At any rate, the oriental rugs, the threadbare couches, the faint scent of patchouli and old meat — just enough to remind you of Mom — really did seem right. Tucked between the scraggly intergalactic land turds (“historical rock formations”) and the abandoned cave monasteries, the little den we carved out felt like the answer. And yes, maybe drawing our conclusions from a drug hut was a bit tasteless, even ignorant. But then the sun begins to set, and you all — namely, us and ten Turkish men — pass that bottle of wine and laugh for reasons that don’t transcend language barriers, and you kind of feel like this has to be the meaning you came here to find.

According to the guidebook, things began quite normally. At the end of our block stood a small stone house where we take off our clothes and get sweaty for lots of money. Right. Post-sauna, we were escorted to the massage room, an aesthetically pleasing fall-out shelter lined with midget sinks. This was where Turkish Susan Boyle waddled over to me, and, without warning, heaves a bedpan full of water over my head. I sit, soaked and stupefied. Meanwhile, my companion, with the gentle masseuse, was calmly laid on the stone floor and slowly drizzled with water.

But my dearest Susan had her own plans. Before I can clear the water from my eyes, she’s pelting me with a pillowcase full of liquid dish soap. And then she starts taking my top off. And flips me over on the stone. And without even asking for my name or if I prefer big spoon or little spoon, she flops her hands right over my lady lumps and mashes them into oblivion.

“Excuse me, was that, um, included in the price?”

Shortly after the sloppy nipple tweak, however, this first hypothesis was scraped. The score — God and tubby masseuse: 1. Science and white chicks: 0.

And our second hypothesis was born: Perhaps the chubby scuttle-turned-mating ritual shows what happens when the Eastern egg meets the Western sperm. You go in not knowing a lick of Turkish, not understanding a morsel of their everyday life and you think you’ll be fine. And then your boobs are turned into soup and an extra 50 lira flies down the midget drain.

We still can’t figure it out, to be honest. But really, how could we have known?
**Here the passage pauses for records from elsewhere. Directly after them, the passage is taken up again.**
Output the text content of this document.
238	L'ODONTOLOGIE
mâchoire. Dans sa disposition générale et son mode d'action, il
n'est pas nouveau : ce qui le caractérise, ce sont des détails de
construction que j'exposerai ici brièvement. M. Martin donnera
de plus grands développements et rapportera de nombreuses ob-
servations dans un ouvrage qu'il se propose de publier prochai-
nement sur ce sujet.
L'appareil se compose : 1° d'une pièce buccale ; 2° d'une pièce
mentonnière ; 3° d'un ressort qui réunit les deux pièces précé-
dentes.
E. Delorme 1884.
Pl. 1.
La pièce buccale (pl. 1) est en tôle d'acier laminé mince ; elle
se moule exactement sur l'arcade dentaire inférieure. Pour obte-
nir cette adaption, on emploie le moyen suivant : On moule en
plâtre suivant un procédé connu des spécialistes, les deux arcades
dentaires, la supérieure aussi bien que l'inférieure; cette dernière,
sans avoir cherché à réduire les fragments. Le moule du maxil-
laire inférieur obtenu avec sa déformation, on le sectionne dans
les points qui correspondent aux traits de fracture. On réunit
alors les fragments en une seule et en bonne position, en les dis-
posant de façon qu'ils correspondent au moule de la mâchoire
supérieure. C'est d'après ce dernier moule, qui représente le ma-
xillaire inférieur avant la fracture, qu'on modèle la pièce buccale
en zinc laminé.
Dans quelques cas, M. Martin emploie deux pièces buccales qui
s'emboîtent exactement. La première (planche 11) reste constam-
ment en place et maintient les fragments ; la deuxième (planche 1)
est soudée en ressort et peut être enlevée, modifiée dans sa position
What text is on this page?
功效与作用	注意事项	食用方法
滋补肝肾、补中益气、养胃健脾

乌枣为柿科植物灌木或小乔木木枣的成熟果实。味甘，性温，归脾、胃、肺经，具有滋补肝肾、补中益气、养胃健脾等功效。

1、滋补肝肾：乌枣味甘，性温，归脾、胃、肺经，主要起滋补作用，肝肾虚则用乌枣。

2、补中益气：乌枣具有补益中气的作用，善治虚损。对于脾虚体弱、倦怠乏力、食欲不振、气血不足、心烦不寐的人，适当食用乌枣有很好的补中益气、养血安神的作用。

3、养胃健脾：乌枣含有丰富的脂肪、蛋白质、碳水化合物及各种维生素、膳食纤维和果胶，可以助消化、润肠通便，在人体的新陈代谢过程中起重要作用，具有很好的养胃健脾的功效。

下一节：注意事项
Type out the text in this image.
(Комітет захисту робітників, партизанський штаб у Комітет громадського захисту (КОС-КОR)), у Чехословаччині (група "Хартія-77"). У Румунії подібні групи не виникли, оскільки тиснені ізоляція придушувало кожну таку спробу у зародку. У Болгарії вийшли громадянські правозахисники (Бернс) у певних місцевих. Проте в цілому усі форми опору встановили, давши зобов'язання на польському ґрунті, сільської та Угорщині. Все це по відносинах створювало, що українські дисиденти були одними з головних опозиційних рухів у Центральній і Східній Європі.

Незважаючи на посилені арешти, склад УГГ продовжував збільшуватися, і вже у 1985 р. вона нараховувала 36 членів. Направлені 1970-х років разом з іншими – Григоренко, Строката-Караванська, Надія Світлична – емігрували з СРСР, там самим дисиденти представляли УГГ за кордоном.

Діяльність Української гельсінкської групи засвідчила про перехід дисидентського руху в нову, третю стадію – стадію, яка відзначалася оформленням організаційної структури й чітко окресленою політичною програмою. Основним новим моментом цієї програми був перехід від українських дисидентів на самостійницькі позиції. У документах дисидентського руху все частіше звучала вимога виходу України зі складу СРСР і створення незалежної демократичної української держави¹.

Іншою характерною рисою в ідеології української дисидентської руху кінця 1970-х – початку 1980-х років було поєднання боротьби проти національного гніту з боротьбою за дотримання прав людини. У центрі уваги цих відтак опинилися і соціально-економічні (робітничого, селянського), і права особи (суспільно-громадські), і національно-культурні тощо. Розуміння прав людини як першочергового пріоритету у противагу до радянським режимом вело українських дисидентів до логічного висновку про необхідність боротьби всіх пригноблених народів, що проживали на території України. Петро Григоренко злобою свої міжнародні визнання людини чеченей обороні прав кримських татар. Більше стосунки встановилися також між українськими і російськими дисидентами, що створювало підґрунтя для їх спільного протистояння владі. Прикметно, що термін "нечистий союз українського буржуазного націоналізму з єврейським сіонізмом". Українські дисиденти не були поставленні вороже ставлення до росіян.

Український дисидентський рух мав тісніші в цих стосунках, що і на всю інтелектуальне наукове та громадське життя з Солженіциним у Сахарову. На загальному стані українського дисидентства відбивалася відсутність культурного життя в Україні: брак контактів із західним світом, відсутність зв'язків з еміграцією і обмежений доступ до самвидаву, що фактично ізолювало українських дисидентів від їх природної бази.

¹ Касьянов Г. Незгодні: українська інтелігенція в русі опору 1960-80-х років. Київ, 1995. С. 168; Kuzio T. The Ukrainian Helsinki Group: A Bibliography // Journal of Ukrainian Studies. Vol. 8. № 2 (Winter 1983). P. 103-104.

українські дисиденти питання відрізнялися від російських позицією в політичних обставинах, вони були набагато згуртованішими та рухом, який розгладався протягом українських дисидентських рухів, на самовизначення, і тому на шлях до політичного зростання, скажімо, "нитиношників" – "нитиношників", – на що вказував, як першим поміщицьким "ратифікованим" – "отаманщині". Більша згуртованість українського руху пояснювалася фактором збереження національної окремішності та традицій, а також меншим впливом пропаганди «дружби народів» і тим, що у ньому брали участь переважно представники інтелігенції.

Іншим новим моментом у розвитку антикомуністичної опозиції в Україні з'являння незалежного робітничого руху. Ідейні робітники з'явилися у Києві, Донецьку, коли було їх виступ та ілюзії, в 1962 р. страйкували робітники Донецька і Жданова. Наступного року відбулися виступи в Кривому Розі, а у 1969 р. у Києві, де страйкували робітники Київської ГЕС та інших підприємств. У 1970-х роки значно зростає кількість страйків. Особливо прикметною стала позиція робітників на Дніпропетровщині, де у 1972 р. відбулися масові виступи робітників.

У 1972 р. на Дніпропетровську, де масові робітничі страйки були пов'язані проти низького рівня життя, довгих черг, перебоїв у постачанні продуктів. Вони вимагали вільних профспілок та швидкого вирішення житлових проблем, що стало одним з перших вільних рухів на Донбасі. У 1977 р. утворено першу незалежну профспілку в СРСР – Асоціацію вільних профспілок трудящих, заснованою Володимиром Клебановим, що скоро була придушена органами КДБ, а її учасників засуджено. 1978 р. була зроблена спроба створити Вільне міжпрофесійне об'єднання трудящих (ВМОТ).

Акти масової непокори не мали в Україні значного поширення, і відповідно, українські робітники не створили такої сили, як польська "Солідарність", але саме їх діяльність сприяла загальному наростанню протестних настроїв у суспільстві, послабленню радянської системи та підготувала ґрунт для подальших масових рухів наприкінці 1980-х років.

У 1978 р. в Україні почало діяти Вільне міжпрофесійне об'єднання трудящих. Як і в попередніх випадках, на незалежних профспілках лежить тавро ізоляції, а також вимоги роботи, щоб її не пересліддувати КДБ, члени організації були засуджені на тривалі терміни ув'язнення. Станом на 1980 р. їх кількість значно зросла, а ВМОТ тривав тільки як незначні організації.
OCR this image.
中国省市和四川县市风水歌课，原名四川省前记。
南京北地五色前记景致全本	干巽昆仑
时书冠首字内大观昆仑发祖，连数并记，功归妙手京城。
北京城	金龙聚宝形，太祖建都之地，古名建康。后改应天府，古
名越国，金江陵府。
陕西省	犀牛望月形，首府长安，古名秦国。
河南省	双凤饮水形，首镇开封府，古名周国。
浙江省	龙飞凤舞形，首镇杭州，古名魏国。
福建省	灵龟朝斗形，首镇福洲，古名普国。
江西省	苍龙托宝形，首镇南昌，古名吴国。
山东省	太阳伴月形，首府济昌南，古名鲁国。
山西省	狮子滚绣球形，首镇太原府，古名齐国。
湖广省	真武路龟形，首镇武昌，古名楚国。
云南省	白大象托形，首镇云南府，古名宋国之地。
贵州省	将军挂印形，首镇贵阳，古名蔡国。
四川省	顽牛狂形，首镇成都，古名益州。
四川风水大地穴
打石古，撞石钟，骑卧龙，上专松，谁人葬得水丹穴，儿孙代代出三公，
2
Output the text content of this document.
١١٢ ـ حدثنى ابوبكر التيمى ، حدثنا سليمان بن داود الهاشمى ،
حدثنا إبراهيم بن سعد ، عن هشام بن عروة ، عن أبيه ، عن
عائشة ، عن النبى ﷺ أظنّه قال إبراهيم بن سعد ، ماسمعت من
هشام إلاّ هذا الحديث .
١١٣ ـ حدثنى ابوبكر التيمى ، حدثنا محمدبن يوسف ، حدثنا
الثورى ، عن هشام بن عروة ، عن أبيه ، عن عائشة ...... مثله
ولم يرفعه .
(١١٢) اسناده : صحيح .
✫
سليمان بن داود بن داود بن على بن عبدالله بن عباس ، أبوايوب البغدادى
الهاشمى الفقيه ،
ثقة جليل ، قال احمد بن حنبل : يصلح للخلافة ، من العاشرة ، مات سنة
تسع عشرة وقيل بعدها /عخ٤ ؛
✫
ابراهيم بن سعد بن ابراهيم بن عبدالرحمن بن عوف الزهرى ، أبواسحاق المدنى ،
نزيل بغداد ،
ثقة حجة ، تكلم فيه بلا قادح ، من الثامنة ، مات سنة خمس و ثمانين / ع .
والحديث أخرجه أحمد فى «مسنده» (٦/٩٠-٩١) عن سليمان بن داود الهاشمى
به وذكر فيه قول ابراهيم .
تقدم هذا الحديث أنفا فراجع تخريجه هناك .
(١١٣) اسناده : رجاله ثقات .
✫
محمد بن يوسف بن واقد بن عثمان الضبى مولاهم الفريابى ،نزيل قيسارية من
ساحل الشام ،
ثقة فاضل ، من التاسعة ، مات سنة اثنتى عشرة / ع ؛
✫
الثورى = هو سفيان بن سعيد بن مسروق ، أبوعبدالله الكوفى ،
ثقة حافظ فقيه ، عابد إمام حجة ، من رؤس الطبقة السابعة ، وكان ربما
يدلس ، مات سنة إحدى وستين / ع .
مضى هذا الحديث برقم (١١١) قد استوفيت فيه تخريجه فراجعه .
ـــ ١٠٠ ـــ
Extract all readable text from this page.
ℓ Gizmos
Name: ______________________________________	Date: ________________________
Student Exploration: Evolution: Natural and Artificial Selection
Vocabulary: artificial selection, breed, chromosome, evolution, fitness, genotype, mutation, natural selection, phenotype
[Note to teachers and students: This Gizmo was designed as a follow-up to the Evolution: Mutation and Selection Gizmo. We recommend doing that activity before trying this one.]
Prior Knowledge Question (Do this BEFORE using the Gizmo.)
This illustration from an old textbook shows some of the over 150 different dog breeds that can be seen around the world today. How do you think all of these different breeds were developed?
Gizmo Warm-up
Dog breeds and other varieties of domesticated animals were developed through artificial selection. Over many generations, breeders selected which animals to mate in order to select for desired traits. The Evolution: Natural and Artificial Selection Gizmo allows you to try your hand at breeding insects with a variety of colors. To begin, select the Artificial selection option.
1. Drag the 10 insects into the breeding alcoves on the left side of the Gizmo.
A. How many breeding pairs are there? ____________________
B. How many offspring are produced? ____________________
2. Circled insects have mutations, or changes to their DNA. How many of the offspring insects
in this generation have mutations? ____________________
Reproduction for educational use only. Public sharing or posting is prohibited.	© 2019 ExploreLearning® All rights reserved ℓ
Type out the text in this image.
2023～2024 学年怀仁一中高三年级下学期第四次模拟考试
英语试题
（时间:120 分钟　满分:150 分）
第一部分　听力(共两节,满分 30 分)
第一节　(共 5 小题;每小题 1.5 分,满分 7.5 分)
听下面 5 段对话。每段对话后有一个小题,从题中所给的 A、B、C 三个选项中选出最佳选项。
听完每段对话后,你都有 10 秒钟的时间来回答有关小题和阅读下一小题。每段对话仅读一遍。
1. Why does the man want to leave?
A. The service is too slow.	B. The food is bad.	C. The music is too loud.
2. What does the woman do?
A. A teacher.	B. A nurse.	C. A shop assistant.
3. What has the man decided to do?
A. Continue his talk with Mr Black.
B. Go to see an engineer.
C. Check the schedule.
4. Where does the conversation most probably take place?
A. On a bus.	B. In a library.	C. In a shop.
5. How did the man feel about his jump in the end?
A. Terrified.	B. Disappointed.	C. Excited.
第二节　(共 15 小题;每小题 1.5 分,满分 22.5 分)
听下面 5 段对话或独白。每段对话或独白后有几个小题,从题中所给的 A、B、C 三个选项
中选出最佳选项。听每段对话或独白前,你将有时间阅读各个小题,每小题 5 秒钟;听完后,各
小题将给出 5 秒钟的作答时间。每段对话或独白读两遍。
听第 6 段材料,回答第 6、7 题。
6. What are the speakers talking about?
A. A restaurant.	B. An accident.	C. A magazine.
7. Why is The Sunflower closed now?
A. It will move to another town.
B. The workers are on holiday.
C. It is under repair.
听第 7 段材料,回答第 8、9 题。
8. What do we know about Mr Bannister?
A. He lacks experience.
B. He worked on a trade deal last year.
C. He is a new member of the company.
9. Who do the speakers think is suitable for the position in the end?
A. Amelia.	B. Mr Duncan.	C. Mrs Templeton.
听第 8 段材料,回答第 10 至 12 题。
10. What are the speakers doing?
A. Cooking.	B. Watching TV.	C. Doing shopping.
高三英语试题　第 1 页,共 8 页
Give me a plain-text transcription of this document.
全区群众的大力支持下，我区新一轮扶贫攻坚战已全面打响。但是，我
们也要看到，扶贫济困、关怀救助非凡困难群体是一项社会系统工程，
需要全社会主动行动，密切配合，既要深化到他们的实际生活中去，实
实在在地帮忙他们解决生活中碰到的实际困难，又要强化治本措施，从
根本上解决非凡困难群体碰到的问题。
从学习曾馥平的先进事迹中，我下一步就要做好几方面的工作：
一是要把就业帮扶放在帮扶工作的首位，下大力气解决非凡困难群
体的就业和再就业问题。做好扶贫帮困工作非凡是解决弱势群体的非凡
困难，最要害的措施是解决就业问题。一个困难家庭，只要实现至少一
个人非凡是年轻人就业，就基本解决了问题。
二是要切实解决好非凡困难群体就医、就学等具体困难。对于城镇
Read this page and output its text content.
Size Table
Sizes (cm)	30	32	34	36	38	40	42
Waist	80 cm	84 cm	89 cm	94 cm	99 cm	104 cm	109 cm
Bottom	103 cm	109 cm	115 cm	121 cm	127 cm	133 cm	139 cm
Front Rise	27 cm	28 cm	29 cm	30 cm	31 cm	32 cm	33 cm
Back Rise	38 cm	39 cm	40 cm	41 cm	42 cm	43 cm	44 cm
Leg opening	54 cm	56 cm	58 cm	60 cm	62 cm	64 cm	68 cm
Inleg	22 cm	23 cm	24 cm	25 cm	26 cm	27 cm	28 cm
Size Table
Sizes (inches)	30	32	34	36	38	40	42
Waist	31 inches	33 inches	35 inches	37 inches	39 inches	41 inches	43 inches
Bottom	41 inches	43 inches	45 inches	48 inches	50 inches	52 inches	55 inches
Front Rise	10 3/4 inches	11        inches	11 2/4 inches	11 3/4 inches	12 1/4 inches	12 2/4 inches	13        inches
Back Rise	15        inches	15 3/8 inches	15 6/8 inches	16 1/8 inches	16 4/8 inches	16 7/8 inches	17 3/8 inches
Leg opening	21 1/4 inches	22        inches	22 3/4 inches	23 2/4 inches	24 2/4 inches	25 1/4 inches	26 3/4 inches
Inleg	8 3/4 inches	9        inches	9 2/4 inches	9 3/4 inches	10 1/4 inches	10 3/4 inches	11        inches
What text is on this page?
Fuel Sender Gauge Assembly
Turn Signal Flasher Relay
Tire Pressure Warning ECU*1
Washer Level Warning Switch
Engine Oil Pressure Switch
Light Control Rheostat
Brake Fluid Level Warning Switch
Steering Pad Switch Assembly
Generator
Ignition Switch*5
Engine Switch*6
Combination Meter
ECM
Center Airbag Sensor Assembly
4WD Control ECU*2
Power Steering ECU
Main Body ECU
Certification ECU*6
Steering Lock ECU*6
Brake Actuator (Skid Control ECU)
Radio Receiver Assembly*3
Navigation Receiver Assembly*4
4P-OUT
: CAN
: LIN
My parents always skipped the hammams on our road trips through the awe-inspiring Buckeye countryside. “The Turkish bathhouses can wait, Melanie — my God, are you saying you don’t want to stop at every single Waffle House between here and Akron?”

Actually Mom, that’s exactly what I’m saying. But, sometimes all the protesting in the world doesn’t get you out of smothered hash browns and the subsequent diarrhea. Or, the least seductive water-boarding in all of human history.

But somewhere between 45 hours worth of bus rides, misplaced blonde-haired fame — “Lady Gaga!” — sleeping in tree houses and caves, deciphering directions in a language that quite honestly looks like the alphabet regurgitated — between all the hustle and bustle, eureka! We had it! We had nothing! After two weeks of meeting, seeing, loving, hating and smelling oh, so terrible, we arrived back in Spain with nothing but dusty bags and existential woes. “How was your spring break?” “IDK, I’m waiting for my analyst to decide.”

But you know, maybe that’s all right. Or, at least, so goes hypothesis three, the laziest one yet — shut up about the human condition already. It’s spring break, you lummox, and for once just enjoy it for what it is. ‘Cause if you spend all your time looking for meaning, you might just miss the view from the bus window. And hey, that was a really neat-looking gas station back there, wasn’t it?